Dylan in his original YouTube video made the point that the tea lights only burn for about 4 hours and that he replaces them after the morning burn for an afternoon warm up session. At 1p per candle, 1p/~35W, we shouldn’t lose sight of how cost effective this heating method is. There is some doubt as to the actual power dissipation for each candle but this approach is scalable, if a 4 candle arrangement isn’t enough, then just consider using 2 or 3 such candle+flower pot arrangements! Let’s continue to compare and contrast the effect of using the flower pots, or not, in the context of how warm the room air gets after 4 hours.
It was with a certain sense of arrogance that I had assumed that the flower pot configuration, as it captures more of the power dissipated by the 4 candles and provides that back to the air, would result in the room air heating up more quickly. One advantage of simulation is that it helps you learn from your mistakes (make your mistakes early and often!). Starting with the room at a very chilly 0 degC, using Simcenter Flotherm I simulated the increase in temperature in the room over a 4 hour period. Specifically at a series of points, half way between the candles and the wall, from ceiling to floor.

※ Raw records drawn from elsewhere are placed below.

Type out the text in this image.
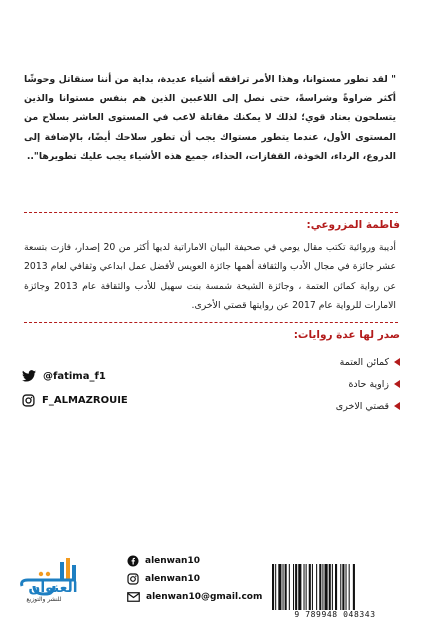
" لقد تطور مستوانا، وهذا الأمر ترافقه أشياء عديدة، بداية من أننا سنقاتل وحوشًا أكثر ضراوةً وشراسةً، حتى نصل إلى اللاعبين الذين هم بنفس مستوانا والذين يتسلحون بعتاد قوي؛ لذلك لا يمكنك مقاتلة لاعب في المستوى العاشر بسلاح من المستوى الأول، عندما يتطور مستواك يجب أن تطور سلاحك أيضًا، بالإضافة إلى الدروع، الرداء، الخوذة، القفازات، الحذاء، جميع هذه الأشياء يجب عليك تطويرها"..
فاطمة المزروعي:
أديبة وروائية تكتب مقال يومي في صحيفة البيان الاماراتية لديها أكثر من 20 إصدار، فازت بتسعة عشر جائزة في مجال الأدب والثقافة أهمها جائزة العويس لأفضل عمل ابداعي وثقافي لعام 2013 عن رواية كمائن العتمة ، وجائزة الشيخة شمسة بنت سهيل للأدب والثقافة عام 2013 وجائزة الامارات للرواية عام 2017 عن روايتها قصتي الأخرى.
صدر لها عدة روايات:
كمائن العتمة
زاوية حادة
قصتي الاخرى
@fatima_f1
F_ALMAZROUIE
العنوان
للنشر والتوزيع
alenwan10
alenwan10
alenwan10@gmail.com
9 789948 048343
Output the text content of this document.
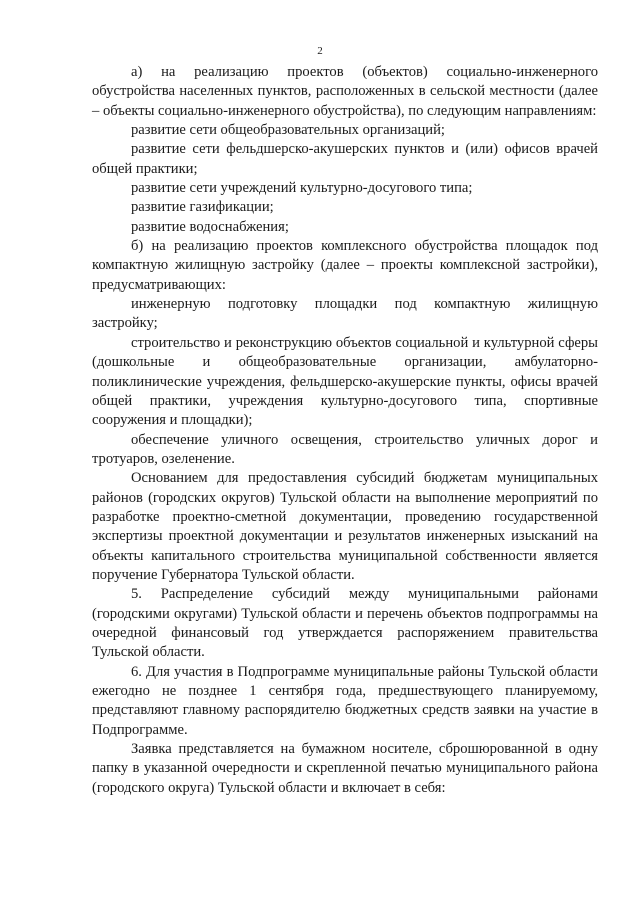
2

а) на реализацию проектов (объектов) социально-инженерного обустройства населенных пунктов, расположенных в сельской местности (далее – объекты социально-инженерного обустройства), по следующим направлениям:

развитие сети общеобразовательных организаций;

развитие сети фельдшерско-акушерских пунктов и (или) офисов врачей общей практики;

развитие сети учреждений культурно-досугового типа;

развитие газификации;

развитие водоснабжения;

б) на реализацию проектов комплексного обустройства площадок под компактную жилищную застройку (далее – проекты комплексной застройки), предусматривающих:

инженерную подготовку площадки под компактную жилищную застройку;

строительство и реконструкцию объектов социальной и культурной сферы (дошкольные и общеобразовательные организации, амбулаторно-поликлинические учреждения, фельдшерско-акушерские пункты, офисы врачей общей практики, учреждения культурно-досугового типа, спортивные сооружения и площадки);

обеспечение уличного освещения, строительство уличных дорог и тротуаров, озеленение.

Основанием для предоставления субсидий бюджетам муниципальных районов (городских округов) Тульской области на выполнение мероприятий по разработке проектно-сметной документации, проведению государственной экспертизы проектной документации и результатов инженерных изысканий на объекты капитального строительства муниципальной собственности является поручение Губернатора Тульской области.

5. Распределение субсидий между муниципальными районами (городскими округами) Тульской области и перечень объектов подпрограммы на очередной финансовый год утверждается распоряжением правительства Тульской области.

6. Для участия в Подпрограмме муниципальные районы Тульской области ежегодно не позднее 1 сентября года, предшествующего планируемому, представляют главному распорядителю бюджетных средств заявки на участие в Подпрограмме.

Заявка представляется на бумажном носителе, сброшюрованной в одну папку в указанной очередности и скрепленной печатью муниципального района (городского округа) Тульской области и включает в себя:
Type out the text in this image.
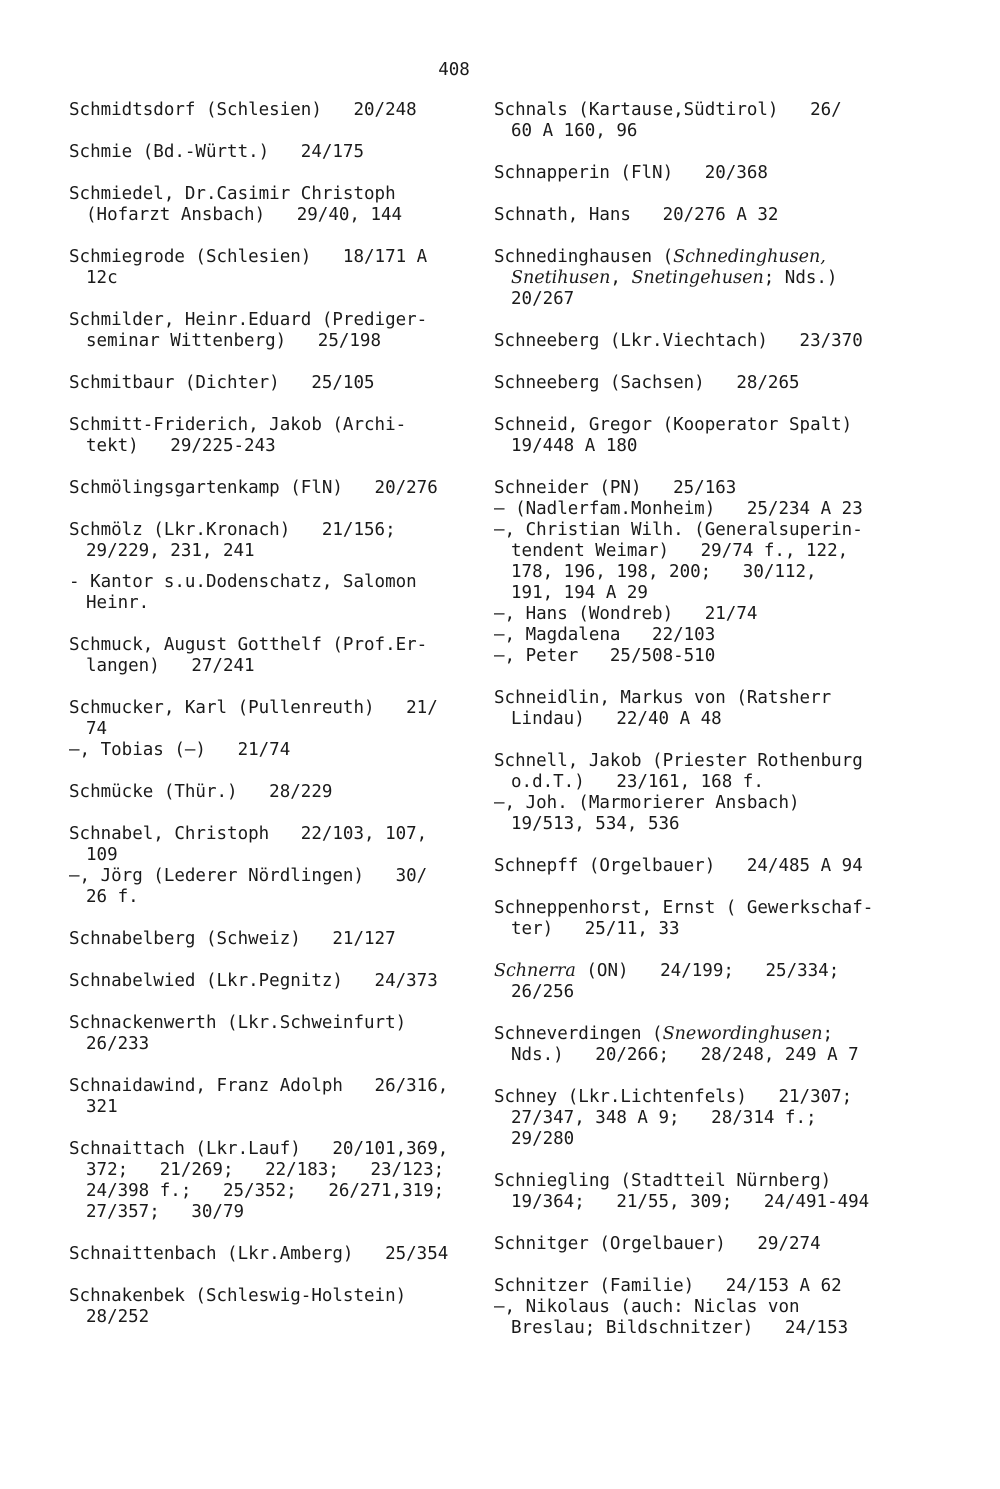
408
Schmidtsdorf (Schlesien)   20/248
Schmie (Bd.-Württ.)   24/175
Schmiedel, Dr.Casimir Christoph
(Hofarzt Ansbach)   29/40, 144
Schmiegrode (Schlesien)   18/171 A
12c
Schmilder, Heinr.Eduard (Prediger-
seminar Wittenberg)   25/198
Schmitbaur (Dichter)   25/105
Schmitt-Friderich, Jakob (Archi-
tekt)   29/225-243
Schmölingsgartenkamp (FlN)   20/276
Schmölz (Lkr.Kronach)   21/156;
29/229, 231, 241
- Kantor s.u.Dodenschatz, Salomon
Heinr.
Schmuck, August Gotthelf (Prof.Er-
langen)   27/241
Schmucker, Karl (Pullenreuth)   21/
74
—, Tobias (—)   21/74
Schmücke (Thür.)   28/229
Schnabel, Christoph   22/103, 107,
109
—, Jörg (Lederer Nördlingen)   30/
26 f.
Schnabelberg (Schweiz)   21/127
Schnabelwied (Lkr.Pegnitz)   24/373
Schnackenwerth (Lkr.Schweinfurt)
26/233
Schnaidawind, Franz Adolph   26/316,
321
Schnaittach (Lkr.Lauf)   20/101,369,
372;   21/269;   22/183;   23/123;
24/398 f.;   25/352;   26/271,319;
27/357;   30/79
Schnaittenbach (Lkr.Amberg)   25/354
Schnakenbek (Schleswig-Holstein)
28/252
Schnals (Kartause,Südtirol)   26/
60 A 160, 96
Schnapperin (FlN)   20/368
Schnath, Hans   20/276 A 32
Schnedinghausen (Schnedinghusen,
Snetihusen, Snetingehusen; Nds.)
20/267
Schneeberg (Lkr.Viechtach)   23/370
Schneeberg (Sachsen)   28/265
Schneid, Gregor (Kooperator Spalt)
19/448 A 180
Schneider (PN)   25/163
— (Nadlerfam.Monheim)   25/234 A 23
—, Christian Wilh. (Generalsuperin-
tendent Weimar)   29/74 f., 122,
178, 196, 198, 200;   30/112,
191, 194 A 29
—, Hans (Wondreb)   21/74
—, Magdalena   22/103
—, Peter   25/508-510
Schneidlin, Markus von (Ratsherr
Lindau)   22/40 A 48
Schnell, Jakob (Priester Rothenburg
o.d.T.)   23/161, 168 f.
—, Joh. (Marmorierer Ansbach)
19/513, 534, 536
Schnepff (Orgelbauer)   24/485 A 94
Schneppenhorst, Ernst ( Gewerkschaf-
ter)   25/11, 33
Schnerra (ON)   24/199;   25/334;
26/256
Schneverdingen (Snewordinghusen;
Nds.)   20/266;   28/248, 249 A 7
Schney (Lkr.Lichtenfels)   21/307;
27/347, 348 A 9;   28/314 f.;
29/280
Schniegling (Stadtteil Nürnberg)
19/364;   21/55, 309;   24/491-494
Schnitger (Orgelbauer)   29/274
Schnitzer (Familie)   24/153 A 62
—, Nikolaus (auch: Niclas von
Breslau; Bildschnitzer)   24/153
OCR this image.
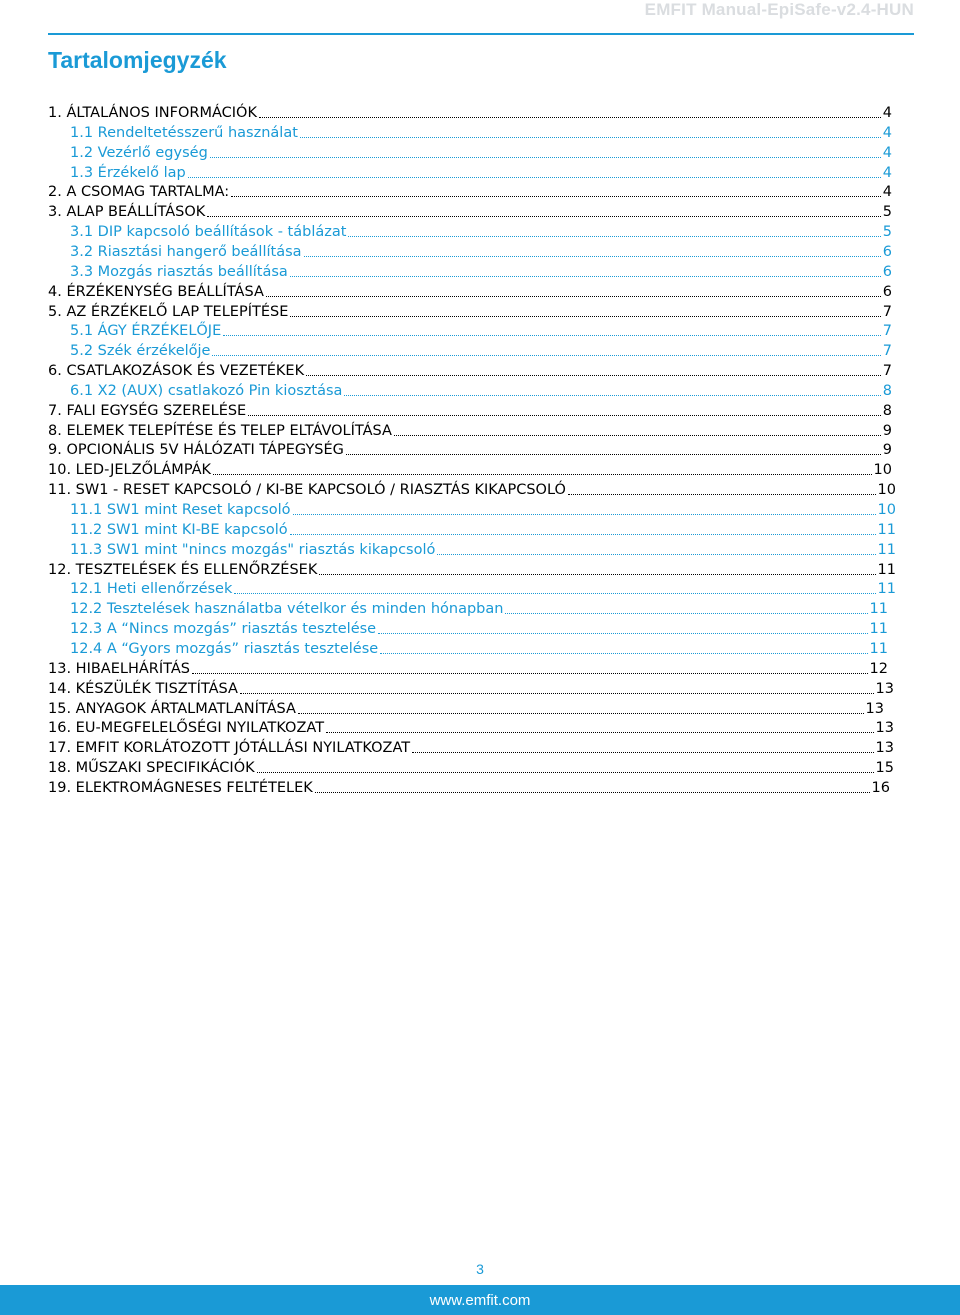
EMFIT Manual-EpiSafe-v2.4-HUN
Tartalomjegyzék
1. ÁLTALÁNOS INFORMÁCIÓK	4
1.1 Rendeltetésszerű használat	4
1.2 Vezérlő egység	4
1.3 Érzékelő lap	4
2. A CSOMAG TARTALMA:	4
3. ALAP BEÁLLÍTÁSOK	5
3.1 DIP kapcsoló beállítások - táblázat	5
3.2 Riasztási hangerő beállítása	6
3.3 Mozgás riasztás beállítása	6
4. ÉRZÉKENYSÉG BEÁLLÍTÁSA	6
5. AZ ÉRZÉKELŐ LAP TELEPÍTÉSE	7
5.1 ÁGY ÉRZÉKELŐJE	7
5.2 Szék érzékelője	7
6. CSATLAKOZÁSOK ÉS VEZETÉKEK	7
6.1 X2 (AUX) csatlakozó Pin kiosztása	8
7. FALI EGYSÉG SZERELÉSE	8
8. ELEMEK TELEPÍTÉSE ÉS TELEP ELTÁVOLÍTÁSA	9
9. OPCIONÁLIS 5V HÁLÓZATI TÁPEGYSÉG	9
10. LED-JELZŐLÁMPÁK	10
11. SW1 - RESET KAPCSOLÓ / KI-BE KAPCSOLÓ / RIASZTÁS KIKAPCSOLÓ	10
11.1 SW1 mint Reset kapcsoló	10
11.2 SW1 mint KI-BE kapcsoló	11
11.3 SW1 mint "nincs mozgás" riasztás kikapcsoló	11
12. TESZTELÉSEK ÉS ELLENŐRZÉSEK	11
12.1 Heti ellenőrzések	11
12.2 Tesztelések használatba vételkor és minden hónapban	11
12.3 A “Nincs mozgás” riasztás tesztelése	11
12.4 A “Gyors mozgás” riasztás tesztelése	11
13. HIBAELHÁRÍTÁS	12
14. KÉSZÜLÉK TISZTÍTÁSA	13
15. ANYAGOK ÁRTALMATLANÍTÁSA	13
16. EU-MEGFELELŐSÉGI NYILATKOZAT	13
17. EMFIT KORLÁTOZOTT JÓTÁLLÁSI NYILATKOZAT	13
18. MŰSZAKI SPECIFIKÁCIÓK	15
19. ELEKTROMÁGNESES FELTÉTELEK	16
3
www.emfit.com
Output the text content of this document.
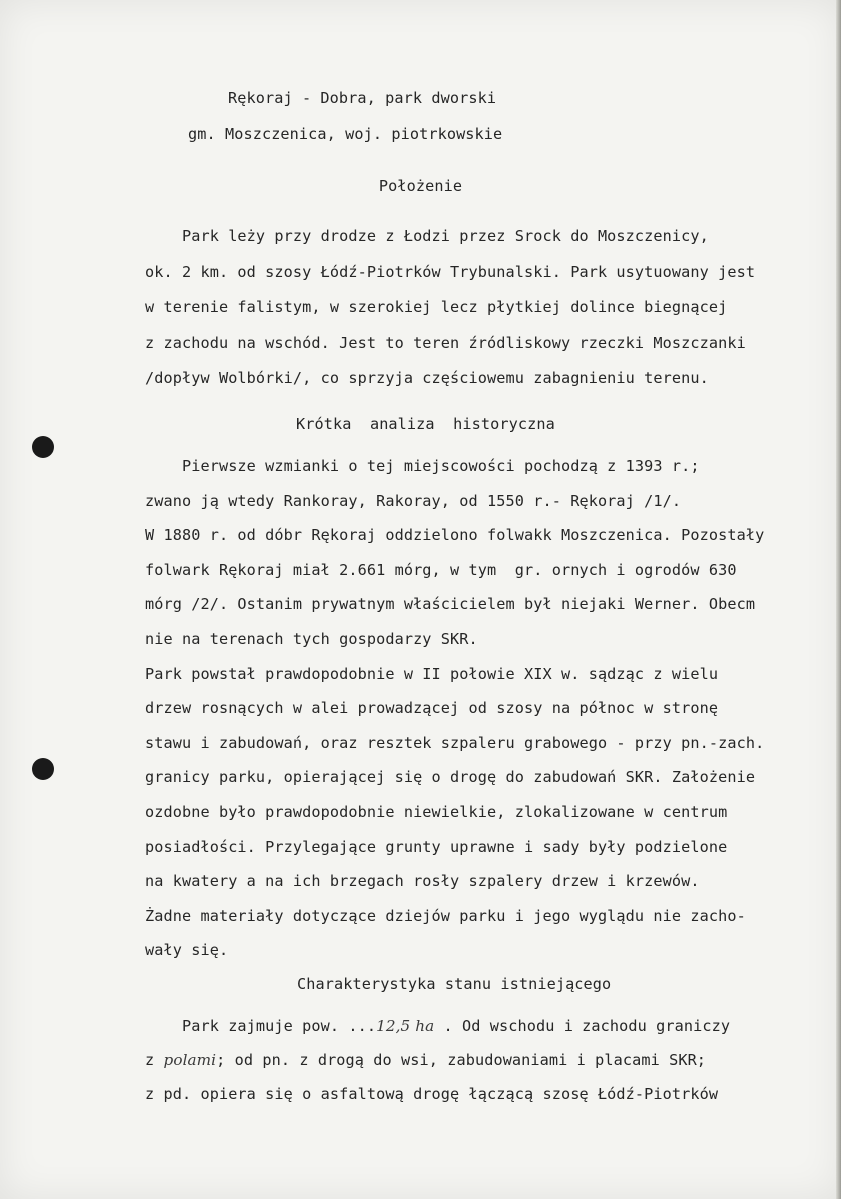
Rękoraj - Dobra, park dworski
gm. Moszczenica, woj. piotrkowskie
Położenie
Park leży przy drodze z Łodzi przez Srock do Moszczenicy,
ok. 2 km. od szosy Łódź-Piotrków Trybunalski. Park usytuowany jest
w terenie falistym, w szerokiej lecz płytkiej dolince biegnącej
z zachodu na wschód. Jest to teren źródliskowy rzeczki Moszczanki
/dopływ Wolbórki/, co sprzyja częściowemu zabagnieniu terenu.
Krótka  analiza  historyczna
Pierwsze wzmianki o tej miejscowości pochodzą z 1393 r.;
zwano ją wtedy Rankoray, Rakoray, od 1550 r.- Rękoraj /1/.
W 1880 r. od dóbr Rękoraj oddzielono folwakk Moszczenica. Pozostały
folwark Rękoraj miał 2.661 mórg, w tym  gr. ornych i ogrodów 630
mórg /2/. Ostanim prywatnym właścicielem był niejaki Werner. Obecm
nie na terenach tych gospodarzy SKR.
Park powstał prawdopodobnie w II połowie XIX w. sądząc z wielu
drzew rosnących w alei prowadzącej od szosy na północ w stronę
stawu i zabudowań, oraz resztek szpaleru grabowego - przy pn.-zach.
granicy parku, opierającej się o drogę do zabudowań SKR. Założenie
ozdobne było prawdopodobnie niewielkie, zlokalizowane w centrum
posiadłości. Przylegające grunty uprawne i sady były podzielone
na kwatery a na ich brzegach rosły szpalery drzew i krzewów.
Żadne materiały dotyczące dziejów parku i jego wyglądu nie zacho-
wały się.
Charakterystyka stanu istniejącego
Park zajmuje pow. ...12,5 ha . Od wschodu i zachodu graniczy
z polami; od pn. z drogą do wsi, zabudowaniami i placami SKR;
z pd. opiera się o asfaltową drogę łączącą szosę Łódź-Piotrków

Without the flower pots the air temperature in the room establishes itself relatively quickly (graph on the right). Within about 20 minutes the temperature stratification settles down, hotter at the ceiling, getting colder as it reaches the floor as hot air rises (…and HeatSinks, an electronics cooling ‘joke’ and title of the excellent book by Tony Kordyban, sorry getting a bit off topic). From then the air temperature rises slowly as the wall temperature rises slowly due to the radiative heating direct from the candle flames.
With the flower pots on top of the candles, the room air heats up more slowly. Sure, after a while the room air gets hotter as more power is provided directly to the air, but it takes time. The reason is due to the thermal capacitance of the pots. They are dense. It takes quite a few Joules of energy to soak the ceramic material to the extent where it then passes those Joules back to the air. [Analogies of soaking, sponges, water etc. are often useful when creating mental constructs to perceive heat transfer processes]. At the end of the 4 hours the air is hotter in the top of the room compared to the naked candles, about the same near the floor.
However, in both instances, the air temperature achieves only about 75% of the maximum temperature rise were the candles to burn indefinitely. This thermal soaking period of the flower pots, that delays the increase in air temperature, could be overcome by say pre-heating the pots in an oven, maybe at the same time as you bake your morning loaf of bread?
In terms of how warm you feel as a human occupant, air temperature is only one factor. There are other factors that need to be taken into account when judging thermal comfort. I’ve touched on these before and I believe that when taking them into consideration in this study, the thermal comfort benefits of the flower pot heater will become more pronounced (O dear, more arrogance).